We learned the structure of beliefs as X, Y. Why beliefs have such an impact. I got you
to really think about beliefs and we got to figure out how to get both sides of a belief by
asking a simple one word question. And that is what? So how do you elicit the missing
side? And what is the implied cause and effect formula? What is it?

Not only did we do all that, but there is the whole Millionaire Mind side through month
five. Okay? So we did the universe system, we talked about your personal universe,
your business universe, your public universe. There’s the whole online system for you
on that. Maybe now would be a good time to go update it. We talked about the power
of truth. We talked about eliminating negatives from your life through the tapping
strategies. I gave you a big forgiveness process. Maybe it would be a great time to go
revisit that if you think it’s good.

We talked about the role of courage and what it really is. Do you remember what the
role of courage is? We talked about what fear really is. And we talked about reasons
people don’t use the persuasion skills they know and how to overcome it. It might be a
good thing to go back and review again. We also talked about how to practice the
tapping patterns to eliminate fear and negativity. We learned a swish pattern for fast
change. And we went through numerous of the billionaire strategies and light and
sound sessions for success as well as we talked about them.

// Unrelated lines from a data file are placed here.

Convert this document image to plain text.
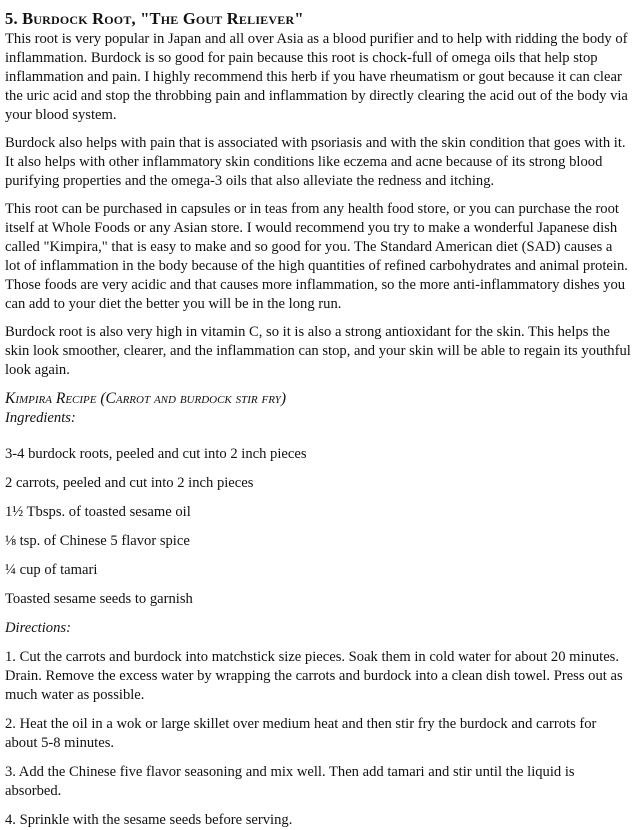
5. Burdock Root, "The Gout Reliever"

This root is very popular in Japan and all over Asia as a blood purifier and to help with ridding the body of inflammation. Burdock is so good for pain because this root is chock-full of omega oils that help stop inflammation and pain. I highly recommend this herb if you have rheumatism or gout because it can clear the uric acid and stop the throbbing pain and inflammation by directly clearing the acid out of the body via your blood system.

Burdock also helps with pain that is associated with psoriasis and with the skin condition that goes with it. It also helps with other inflammatory skin conditions like eczema and acne because of its strong blood purifying properties and the omega-3 oils that also alleviate the redness and itching.

This root can be purchased in capsules or in teas from any health food store, or you can purchase the root itself at Whole Foods or any Asian store. I would recommend you try to make a wonderful Japanese dish called "Kimpira," that is easy to make and so good for you. The Standard American diet (SAD) causes a lot of inflammation in the body because of the high quantities of refined carbohydrates and animal protein. Those foods are very acidic and that causes more inflammation, so the more anti-inflammatory dishes you can add to your diet the better you will be in the long run.

Burdock root is also very high in vitamin C, so it is also a strong antioxidant for the skin. This helps the skin look smoother, clearer, and the inflammation can stop, and your skin will be able to regain its youthful look again.

Kimpira Recipe (Carrot and burdock stir fry)

Ingredients:

3-4 burdock roots, peeled and cut into 2 inch pieces

2 carrots, peeled and cut into 2 inch pieces

1½ Tbsps. of toasted sesame oil

⅛ tsp. of Chinese 5 flavor spice

¼ cup of tamari

Toasted sesame seeds to garnish

Directions:

1. Cut the carrots and burdock into matchstick size pieces. Soak them in cold water for about 20 minutes. Drain. Remove the excess water by wrapping the carrots and burdock into a clean dish towel. Press out as much water as possible.

2. Heat the oil in a wok or large skillet over medium heat and then stir fry the burdock and carrots for about 5-8 minutes.

3. Add the Chinese five flavor seasoning and mix well. Then add tamari and stir until the liquid is absorbed.

4. Sprinkle with the sesame seeds before serving.
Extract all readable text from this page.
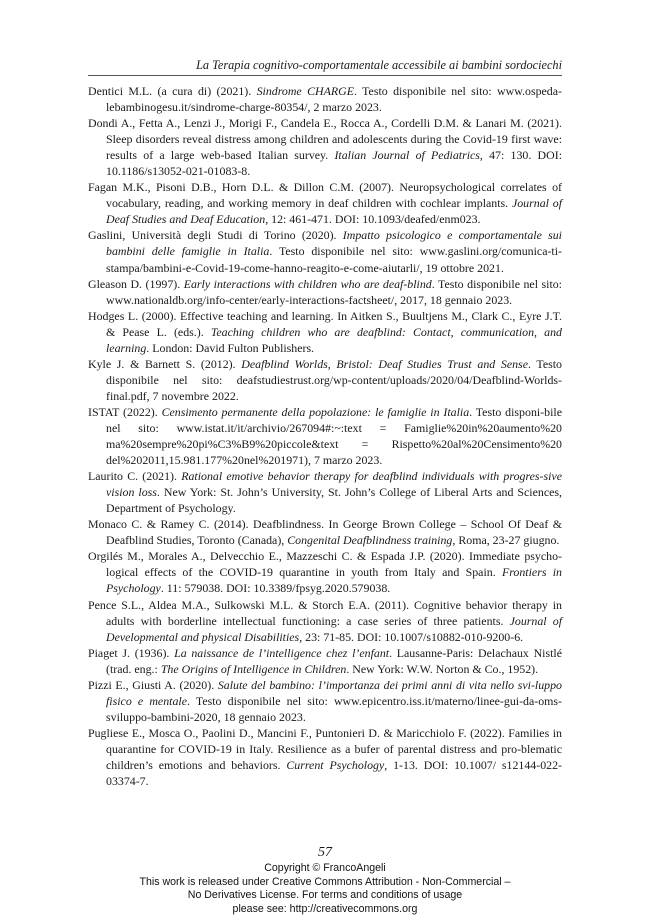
La Terapia cognitivo-comportamentale accessibile ai bambini sordociechi
Dentici M.L. (a cura di) (2021). Sindrome CHARGE. Testo disponibile nel sito: www.ospeda-lebambinogesu.it/sindrome-charge-80354/, 2 marzo 2023.
Dondi A., Fetta A., Lenzi J., Morigi F., Candela E., Rocca A., Cordelli D.M. & Lanari M. (2021). Sleep disorders reveal distress among children and adolescents during the Covid-19 first wave: results of a large web-based Italian survey. Italian Journal of Pediatrics, 47: 130. DOI: 10.1186/s13052-021-01083-8.
Fagan M.K., Pisoni D.B., Horn D.L. & Dillon C.M. (2007). Neuropsychological correlates of vocabulary, reading, and working memory in deaf children with cochlear implants. Journal of Deaf Studies and Deaf Education, 12: 461-471. DOI: 10.1093/deafed/enm023.
Gaslini, Università degli Studi di Torino (2020). Impatto psicologico e comportamentale sui bambini delle famiglie in Italia. Testo disponibile nel sito: www.gaslini.org/comunica-ti-stampa/bambini-e-Covid-19-come-hanno-reagito-e-come-aiutarli/, 19 ottobre 2021.
Gleason D. (1997). Early interactions with children who are deaf-blind. Testo disponibile nel sito: www.nationaldb.org/info-center/early-interactions-factsheet/, 2017, 18 gennaio 2023.
Hodges L. (2000). Effective teaching and learning. In Aitken S., Buultjens M., Clark C., Eyre J.T. & Pease L. (eds.). Teaching children who are deafblind: Contact, communication, and learning. London: David Fulton Publishers.
Kyle J. & Barnett S. (2012). Deafblind Worlds, Bristol: Deaf Studies Trust and Sense. Testo disponibile nel sito: deafstudiestrust.org/wp-content/uploads/2020/04/Deafblind-Worlds-final.pdf, 7 novembre 2022.
ISTAT (2022). Censimento permanente della popolazione: le famiglie in Italia. Testo disponi-bile nel sito: www.istat.it/it/archivio/267094#:~:text = Famiglie%20in%20aumento%20 ma%20sempre%20pi%C3%B9%20piccole&text = Rispetto%20al%20Censimento%20 del%202011,15.981.177%20nel%201971), 7 marzo 2023.
Laurito C. (2021). Rational emotive behavior therapy for deafblind individuals with progres-sive vision loss. New York: St. John’s University, St. John’s College of Liberal Arts and Sciences, Department of Psychology.
Monaco C. & Ramey C. (2014). Deafblindness. In George Brown College – School Of Deaf & Deafblind Studies, Toronto (Canada), Congenital Deafblindness training, Roma, 23-27 giugno.
Orgilés M., Morales A., Delvecchio E., Mazzeschi C. & Espada J.P. (2020). Immediate psycho-logical effects of the COVID-19 quarantine in youth from Italy and Spain. Frontiers in Psychology. 11: 579038. DOI: 10.3389/fpsyg.2020.579038.
Pence S.L., Aldea M.A., Sulkowski M.L. & Storch E.A. (2011). Cognitive behavior therapy in adults with borderline intellectual functioning: a case series of three patients. Journal of Developmental and physical Disabilities, 23: 71-85. DOI: 10.1007/s10882-010-9200-6.
Piaget J. (1936). La naissance de l’intelligence chez l’enfant. Lausanne-Paris: Delachaux Nistlé (trad. eng.: The Origins of Intelligence in Children. New York: W.W. Norton & Co., 1952).
Pizzi E., Giusti A. (2020). Salute del bambino: l’importanza dei primi anni di vita nello svi-luppo fisico e mentale. Testo disponibile nel sito: www.epicentro.iss.it/materno/linee-gui-da-oms-sviluppo-bambini-2020, 18 gennaio 2023.
Pugliese E., Mosca O., Paolini D., Mancini F., Puntonieri D. & Maricchiolo F. (2022). Families in quarantine for COVID-19 in Italy. Resilience as a bufer of parental distress and pro-blematic children’s emotions and behaviors. Current Psychology, 1-13. DOI: 10.1007/ s12144-022-03374-7.
57
Copyright © FrancoAngeli
This work is released under Creative Commons Attribution - Non-Commercial –
No Derivatives License. For terms and conditions of usage
please see: http://creativecommons.org
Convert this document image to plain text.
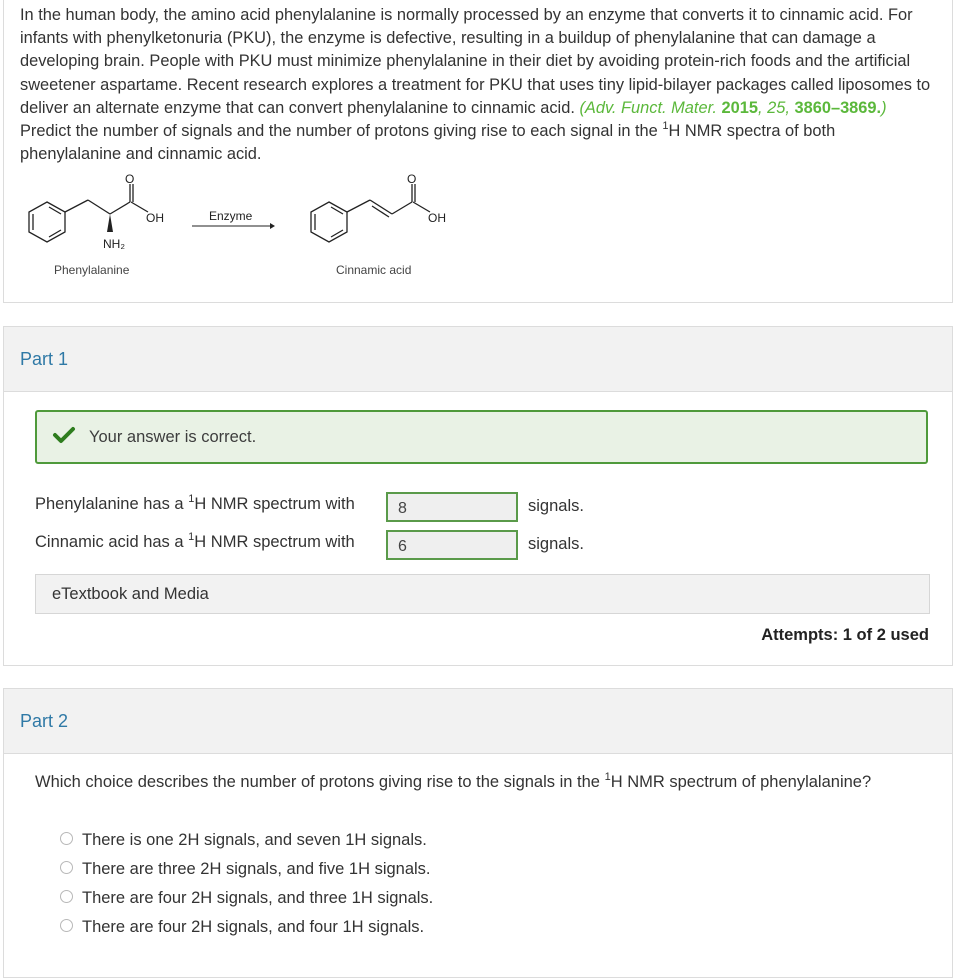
In the human body, the amino acid phenylalanine is normally processed by an enzyme that converts it to cinnamic acid. For infants with phenylketonuria (PKU), the enzyme is defective, resulting in a buildup of phenylalanine that can damage a developing brain. People with PKU must minimize phenylalanine in their diet by avoiding protein-rich foods and the artificial sweetener aspartame. Recent research explores a treatment for PKU that uses tiny lipid-bilayer packages called liposomes to deliver an alternate enzyme that can convert phenylalanine to cinnamic acid. (Adv. Funct. Mater. 2015, 25, 3860–3869.) Predict the number of signals and the number of protons giving rise to each signal in the $^1$H NMR spectra of both phenylalanine and cinnamic acid.
O
OH
NH₂
Phenylalanine
Enzyme
O
OH
Cinnamic acid
Part 1
Your answer is correct.
Phenylalanine has a $^1$H NMR spectrum with	8	signals.
Cinnamic acid has a $^1$H NMR spectrum with	6	signals.
eTextbook and Media
Attempts: 1 of 2 used
Part 2
Which choice describes the number of protons giving rise to the signals in the $^1$H NMR spectrum of phenylalanine?
There is one 2H signals, and seven 1H signals.
There are three 2H signals, and five 1H signals.
There are four 2H signals, and three 1H signals.
There are four 2H signals, and four 1H signals.
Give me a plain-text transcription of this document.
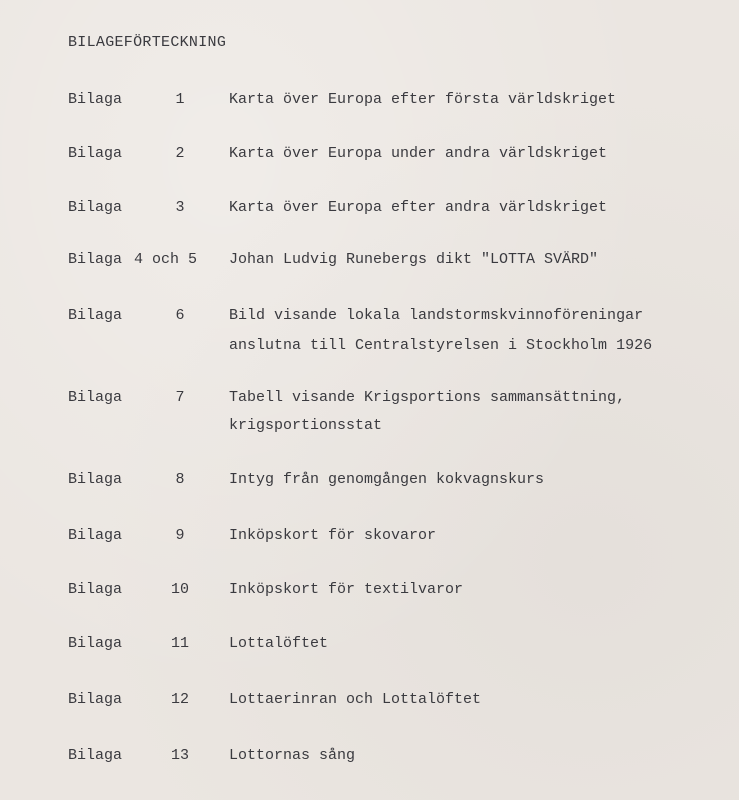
BILAGEFÖRTECKNING
Bilaga	1	Karta över Europa efter första världskriget
Bilaga	2	Karta över Europa under andra världskriget
Bilaga	3	Karta över Europa efter andra världskriget
Bilaga 4 och 5	Johan Ludvig Runebergs dikt "LOTTA SVÄRD"
Bilaga	6	Bild visande lokala landstormskvinnoföreningar
anslutna till Centralstyrelsen i Stockholm 1926
Bilaga	7	Tabell visande Krigsportions sammansättning,
krigsportionsstat
Bilaga	8	Intyg från genomgången kokvagnskurs
Bilaga	9	Inköpskort för skovaror
Bilaga	10	Inköpskort för textilvaror
Bilaga	11	Lottalöftet
Bilaga	12	Lottaerinran och Lottalöftet
Bilaga	13	Lottornas sång
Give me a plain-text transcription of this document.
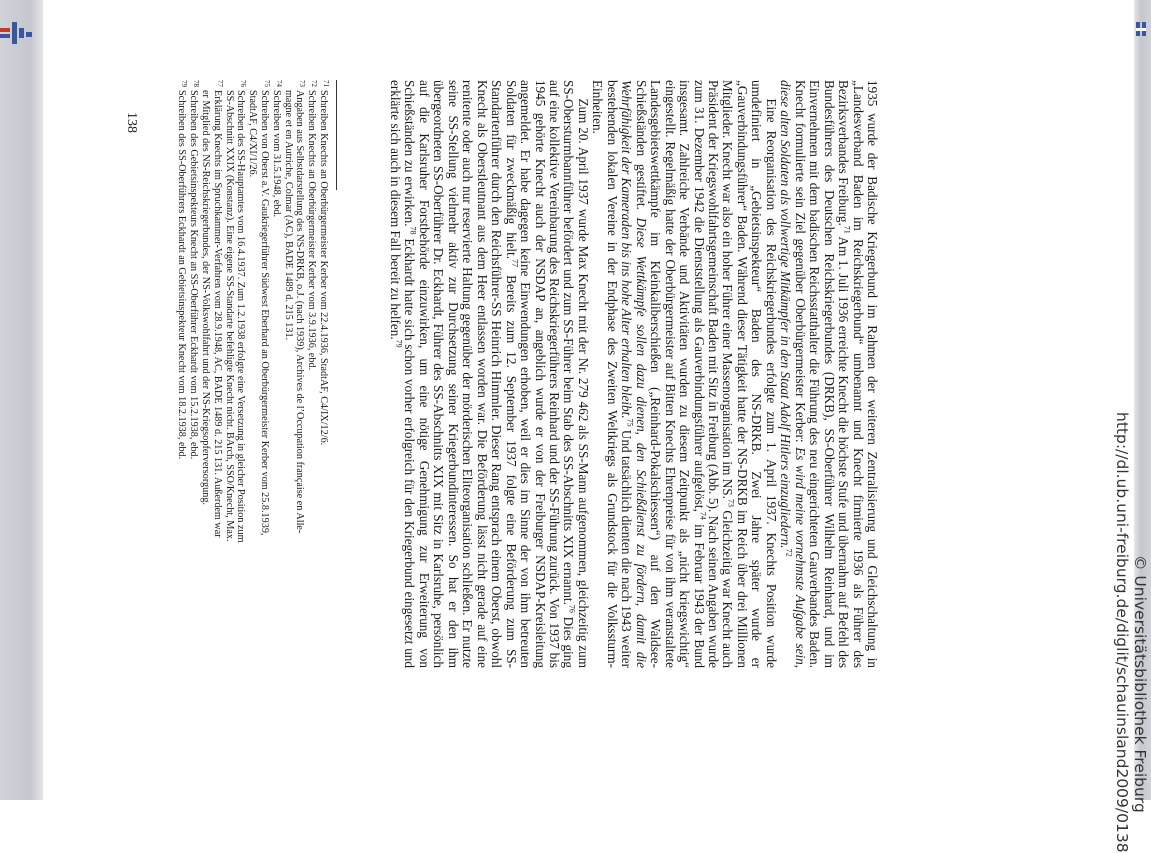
1935 wurde der Badische Kriegerbund im Rahmen der weiteren Zentralisierung und Gleichschaltung in „Landesverband Baden im Reichskriegerbund“ umbenannt und Knecht firmierte 1936 als Führer des Bezirksverbandes Freiburg.$^{71}$ Am 1. Juli 1936 erreichte Knecht die höchste Stufe und übernahm auf Befehl des Bundesführers des Deutschen Reichskriegerbundes (DRKB), SS-Oberführer Wilhelm Reinhard, und im Einvernehmen mit dem badischen Reichsstatthalter die Führung des neu eingerichteten Gauverbandes Baden. Knecht formulierte sein Ziel gegenüber Oberbürgermeister Kerber: Es wird meine vornehmste Aufgabe sein, diese alten Soldaten als vollwertige Mitkämpfer in den Staat Adolf Hitlers einzugliedern.$^{72}$

Eine Reorganisation des Reichskriegerbundes erfolgte zum 1. April 1937. Knechts Position wurde umdefiniert in „Gebietsinspekteur“ Baden des NS-DRKB. Zwei Jahre später wurde er „Gauverbindungsführer“ Baden. Während dieser Tätigkeit hatte der NS-DRKB im Reich über drei Millionen Mitglieder. Knecht war also ein hoher Führer einer Massenorganisation im NS.$^{73}$ Gleichzeitig war Knecht auch Präsident der Kriegswohlfahrtsgemeinschaft Baden mit Sitz in Freiburg (Abb. 5). Nach seinen Angaben wurde zum 31. Dezember 1942 die Dienststellung als Gauverbindungsführer aufgelöst,$^{74}$ im Februar 1943 der Bund insgesamt. Zahlreiche Verbände und Aktivitäten wurden zu diesem Zeitpunkt als „nicht kriegswichtig“ eingestellt. Regelmäßig hatte der Oberbürgermeister auf Bitten Knechts Ehrenpreise für von ihm veranstaltete Landesgebietswettkämpfe im Kleinkaliberschießen („Reinhard-Pokalschiessen“) auf den Waldsee-Schießständen gestiftet. Diese Wettkämpfe sollen dazu dienen, den Schießdienst zu fördern, damit die Wehrfähigkeit der Kameraden bis ins hohe Alter erhalten bleibt.$^{75}$ Und tatsächlich dienten die nach 1943 weiter bestehenden lokalen Vereine in der Endphase des Zweiten Weltkriegs als Grundstock für die Volkssturm-Einheiten.

Zum 20. April 1937 wurde Max Knecht mit der Nr. 279 462 als SS-Mann aufgenommen, gleichzeitig zum SS-Obersturmbannführer befördert und zum SS-Führer beim Stab des SS-Abschnitts XIX ernannt.$^{76}$ Dies ging auf eine kollektive Vereinbarung des Reichskriegerführers Reinhard und der SS-Führung zurück. Von 1937 bis 1945 gehörte Knecht auch der NSDAP an, angeblich wurde er von der Freiburger NSDAP-Kreisleitung angemeldet. Er habe dagegen keine Einwendungen erhoben, weil er dies im Sinne der von ihm betreuten Soldaten für zweckmäßig hielt.$^{77}$ Bereits zum 12. September 1937 folgte eine Beförderung zum SS-Standartenführer durch den Reichsführer-SS Heinrich Himmler. Dieser Rang entsprach einem Oberst, obwohl Knecht als Oberstleutnant aus dem Heer entlassen worden war. Die Beförderung lässt nicht gerade auf eine renitente oder auch nur reservierte Haltung gegenüber der mörderischen Eliteorganisation schließen. Er nutzte seine SS-Stellung vielmehr aktiv zur Durchsetzung seiner Kriegerbundinteressen. So hat er den ihm übergeordneten SS-Oberführer Dr. Eckhardt, Führer des SS-Abschnitts XIX mit Sitz in Karlsruhe, persönlich auf die Karlsruher Forstbehörde einzuwirken, um eine nötige Genehmigung zur Erweiterung von Schießständen zu erwirken.$^{78}$ Eckhardt hatte sich schon vorher erfolgreich für den Kriegerbund eingesetzt und erklärte sich auch in diesem Fall bereit zu helfen.$^{79}$

71
Schreiben Knechts an Oberbürgermeister Kerber vom 22.4.1936, StadtAF, C4/IX/12/6.
72
Schreiben Knechts an Oberbürgermeister Kerber vom 3.9.1936, ebd.
73
Angaben aus Selbstdarstellung des NS-DRKB, o.J. (nach 1939), Archives de l’Occupation française en Alle-
magne et en Autriche, Colmar (AC), BADE 1489 d. 215 131.
74
Schreiben vom 31.5.1948, ebd.
75
Schreiben von Oberst a.V. Gaukriegerführer Südwest Eberhard an Oberbürgermeister Kerber vom 25.8.1939,
StadtAF, C4/XI/1/26.
76
Schreiben des SS-Hauptamtes vom 16.4.1937. Zum 1.2.1938 erfolgte eine Versetzung in gleicher Position zum
SS-Abschnitt XXIX (Konstanz). Eine eigene SS-Standarte befehligte Knecht nicht. BArch, SSO/Knecht, Max.
77
Erklärung Knechts im Spruchkammer-Verfahren vom 28.9.1948, AC, BADE 1489 d. 215 131. Außerdem war
er Mitglied des NS-Reichskriegerbundes, der NS-Volkswohlfahrt und der NS-Kriegsopferversorgung.
78
Schreiben des Gebietsinspekteurs Knecht an SS-Oberführer Eckhardt vom 15.2.1938, ebd.
79
Schreiben des SS-Oberführers Eckhardt an Gebietsinspekteur Knecht vom 18.2.1938, ebd.
138
http://dl.ub.uni-freiburg.de/diglit/schauinsland2009/0138 © Universitätsbibliothek Freiburg
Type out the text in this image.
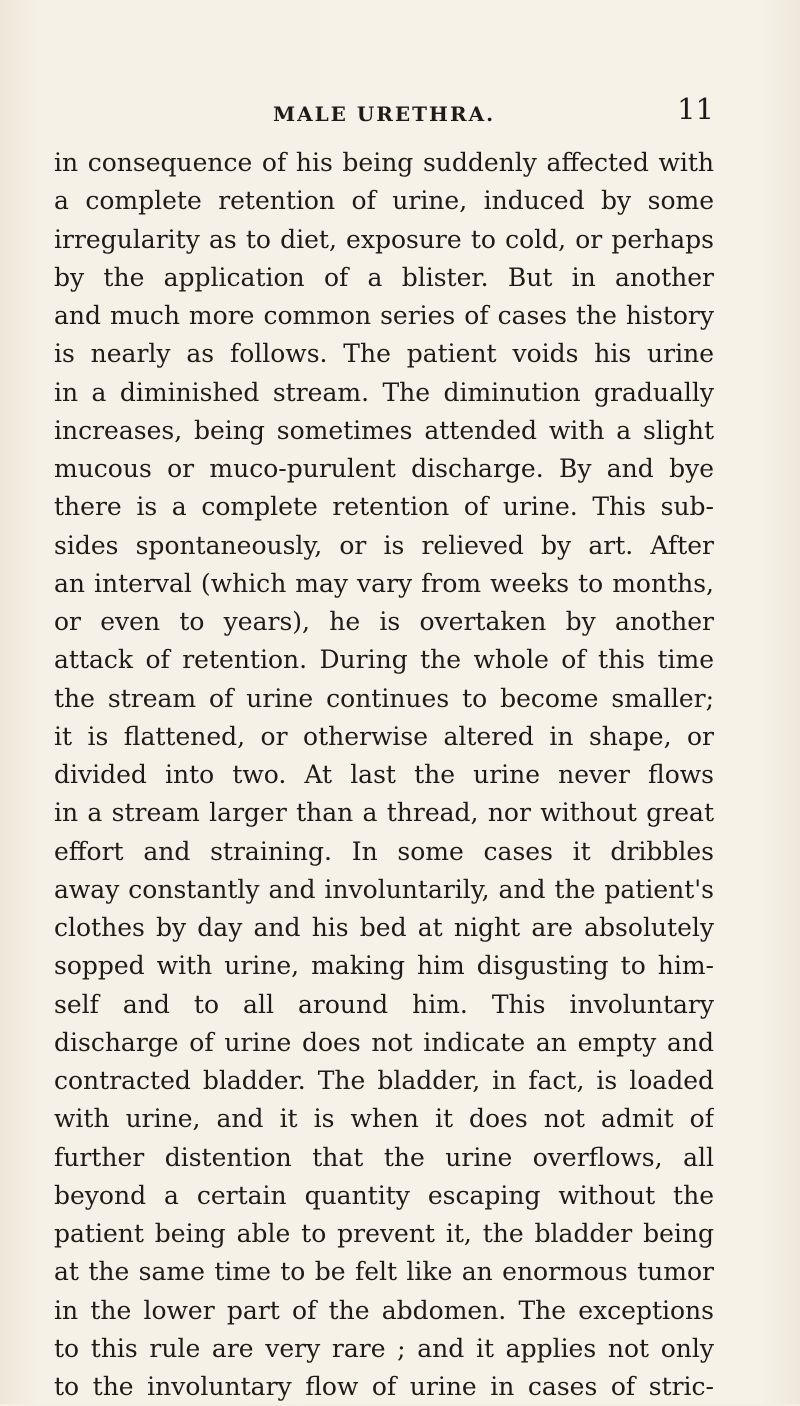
MALE URETHRA.	11
in consequence of his being suddenly affected with
a complete retention of urine, induced by some
irregularity as to diet, exposure to cold, or perhaps
by the application of a blister. But in another
and much more common series of cases the history
is nearly as follows. The patient voids his urine
in a diminished stream. The diminution gradually
increases, being sometimes attended with a slight
mucous or muco-purulent discharge. By and bye
there is a complete retention of urine. This sub-
sides spontaneously, or is relieved by art. After
an interval (which may vary from weeks to months,
or even to years), he is overtaken by another
attack of retention. During the whole of this time
the stream of urine continues to become smaller;
it is flattened, or otherwise altered in shape, or
divided into two. At last the urine never flows
in a stream larger than a thread, nor without great
effort and straining. In some cases it dribbles
away constantly and involuntarily, and the patient's
clothes by day and his bed at night are absolutely
sopped with urine, making him disgusting to him-
self and to all around him. This involuntary
discharge of urine does not indicate an empty and
contracted bladder. The bladder, in fact, is loaded
with urine, and it is when it does not admit of
further distention that the urine overflows, all
beyond a certain quantity escaping without the
patient being able to prevent it, the bladder being
at the same time to be felt like an enormous tumor
in the lower part of the abdomen. The exceptions
to this rule are very rare ; and it applies not only
to the involuntary flow of urine in cases of stric-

Just a terrific amount of material up to this point and it’s going to get even increased in
gradient and even more fun as we move into a couple of the additional areas that I want
to teach you in our remaining time together, so this is really getting into some fun,
powerful stuff. If anything here I’ve talked about doesn’t make sense, please go back
and do it again. Please go back and review it again. It’s really profound.

All right? And with that, let’s jump back to the final page of our pdf that I’ve sent you,
and look at our home play. This month I’d like you to study stratagems twenty-five and
twenty-six. And come up with several ways you can use each one for your business and
post them to the forum.

Also, look at the special analysis, okay, and in the special analysis, we talked a lot about
how to use the stratagems of disclosure, stratagems thirteen and twenty-six. So by all
means, look through that. Okay? Study that.
Next, write fifty simple cause and effect sentences and post five or ten of them, of your
better ones, to the board. Then write ten sentences for each presupposition category
we’ve studied combining them with cause and effect. Put commands in where you can.
Post everything to the board regularly. And really celebrate. . .When you post
something, man, make that a victory day for you, okay? Because this stuff can be a little
brain taxing, let me tell you, but the rewards are unbelievable. And when you think
back to all that we’ve learned, it’s impressive. This is a very powerful series of lessons.
So as you do this work, I’d like you to really immerse yourself in it. Also, go back and
listen to the review over and over and over again. It’s just going to help you. It’s that
simple. It’s going to help combine everything into one, and make this easy for you.

All right?

With that, we’ll bring this month’s session to a close. Have a wonderful month. I look
forward to seeing you on our next session.